If there’s one trend you can count on without fail, it’s that emerging markets out-grow wealthy ones—they’ve got more people, lower labor costs and, thanks to global knowledge and capital flows, access to the expertise and investment needed to drive up productivity to incredible levels. The results have included China’s growth miracle (and a commensurate plunge in extreme poverty), and the BRICS investment craze—as well as plenty of nervous collar-pulling in the wealthy West’s capitals.
But is the most important economic trend of the past decade coming to an end? The chart above shows that the catch-up growth gap between wealthy countries and emerging markets has been shrinking in recent years. The trend is explored this week by the Economist’s Ryan Avent, who used the latest calculations of each country’s relative buying power from the World Bank to directly compare emerging market economic growth to that in wealthy economies.
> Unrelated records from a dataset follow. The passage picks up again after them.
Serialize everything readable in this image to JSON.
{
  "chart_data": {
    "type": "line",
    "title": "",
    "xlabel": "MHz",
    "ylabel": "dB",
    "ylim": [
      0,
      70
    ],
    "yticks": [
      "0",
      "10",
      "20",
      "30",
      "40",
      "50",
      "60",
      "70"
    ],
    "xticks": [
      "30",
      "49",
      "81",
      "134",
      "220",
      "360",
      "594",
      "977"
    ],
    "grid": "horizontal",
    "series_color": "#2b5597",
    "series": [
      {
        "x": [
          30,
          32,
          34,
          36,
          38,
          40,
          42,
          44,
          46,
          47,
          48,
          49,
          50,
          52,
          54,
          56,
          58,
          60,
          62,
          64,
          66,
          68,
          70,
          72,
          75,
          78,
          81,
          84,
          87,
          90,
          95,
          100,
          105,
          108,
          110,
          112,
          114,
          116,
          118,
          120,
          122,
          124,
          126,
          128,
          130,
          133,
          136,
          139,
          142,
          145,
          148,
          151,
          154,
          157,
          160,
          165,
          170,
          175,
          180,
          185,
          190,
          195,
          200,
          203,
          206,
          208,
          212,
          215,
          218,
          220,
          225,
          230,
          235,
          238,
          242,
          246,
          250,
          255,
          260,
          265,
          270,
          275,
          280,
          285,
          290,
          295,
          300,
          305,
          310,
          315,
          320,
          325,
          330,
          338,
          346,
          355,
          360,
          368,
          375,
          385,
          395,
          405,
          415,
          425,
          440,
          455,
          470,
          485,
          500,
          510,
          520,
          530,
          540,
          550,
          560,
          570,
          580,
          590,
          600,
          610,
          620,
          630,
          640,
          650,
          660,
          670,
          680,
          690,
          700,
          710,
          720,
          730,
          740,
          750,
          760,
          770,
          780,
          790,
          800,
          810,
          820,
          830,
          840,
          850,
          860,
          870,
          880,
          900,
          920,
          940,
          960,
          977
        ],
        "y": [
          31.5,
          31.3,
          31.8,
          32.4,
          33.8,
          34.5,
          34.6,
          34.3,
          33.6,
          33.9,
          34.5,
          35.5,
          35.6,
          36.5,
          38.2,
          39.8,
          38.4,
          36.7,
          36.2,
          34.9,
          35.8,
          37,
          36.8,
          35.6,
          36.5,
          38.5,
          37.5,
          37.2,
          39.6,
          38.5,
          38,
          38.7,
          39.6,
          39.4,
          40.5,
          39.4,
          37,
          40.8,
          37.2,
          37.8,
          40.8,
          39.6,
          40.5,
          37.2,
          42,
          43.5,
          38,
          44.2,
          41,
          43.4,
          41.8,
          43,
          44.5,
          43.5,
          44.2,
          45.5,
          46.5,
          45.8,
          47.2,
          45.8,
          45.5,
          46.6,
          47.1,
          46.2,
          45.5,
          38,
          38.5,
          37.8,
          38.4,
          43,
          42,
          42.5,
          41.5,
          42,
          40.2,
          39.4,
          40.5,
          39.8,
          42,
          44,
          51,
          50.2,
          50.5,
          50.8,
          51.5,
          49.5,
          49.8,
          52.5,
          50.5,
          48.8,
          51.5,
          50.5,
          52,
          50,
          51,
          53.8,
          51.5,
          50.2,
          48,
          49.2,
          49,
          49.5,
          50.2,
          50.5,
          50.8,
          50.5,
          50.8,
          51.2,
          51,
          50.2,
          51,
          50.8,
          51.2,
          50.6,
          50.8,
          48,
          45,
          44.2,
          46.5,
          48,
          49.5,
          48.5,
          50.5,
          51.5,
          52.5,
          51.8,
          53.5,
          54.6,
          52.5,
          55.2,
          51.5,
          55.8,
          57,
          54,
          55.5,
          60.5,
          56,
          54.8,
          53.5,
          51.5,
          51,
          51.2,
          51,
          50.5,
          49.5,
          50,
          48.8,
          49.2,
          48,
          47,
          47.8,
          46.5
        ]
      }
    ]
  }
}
When those calculations were released last spring, they were widely touted for finding that China’s overall economy will surpass the US as the world’s largest sooner than expected. But Avent recognizes that the more important social indicator is national income per person—and China and the rest of the emerging markets still have far to go to catch up to the world’s wealthy countries on that score: The average G7 economy’s per capita income is $45,246, while the average emerging market’s is $7,676. (In China, it’s $11,525.)
The “glorious 15” years of catch-up growth Avent identifies come largely from two trends: Manufacturing-driven trade and a commodities boom. And China has been at the center of both. In fact, the commodities boom largely rested on China’s capacity to consume raw materials for its manufacturing explosion. But as the limits of manufacturing as a permanent strategy are becoming clear and China’s growth is slowing, that commodities boom has slowed as well. Now, many of the emerging markets are hitting the “hard part” of the development cycle, where political reform is needed and higher-skilled workers, expensive infrastructure, and a services sector must be developed. China, assuming it can avoid calamity, is positioned to maintain its growth advantage, but its fellow emerging markets are facing stronger headwinds.
Where this matters most is global inequality: It’s fashionable to note that, despite the crunch on the middle classes of the wealthy world, overall global inequality has fallen dramatically thanks to the rise of the bottom billion up the income scale. But the fall-off in catch-up growth spells trouble for those hoping that trend will continue: Avent calculates that if the catch-up growth gap stays at 4.5 percentage points (which it did from 2006 to 2009) it would take the emerging markets just 30 years to catch up to US levels of income. At 2013 levels, it will take 50 years—which is still an astonishingly fast pathway to prosperity.
But if you take China out of the equation, it will take 115 years for the rest of the emerging markets to catch up to the US. And it’s the forecasts that are the scariest: At the 2014 levels expected by the IMF, emerging markets other than China will take 300 years to catch up to US income levels. Which, for all intents and purposes, is never.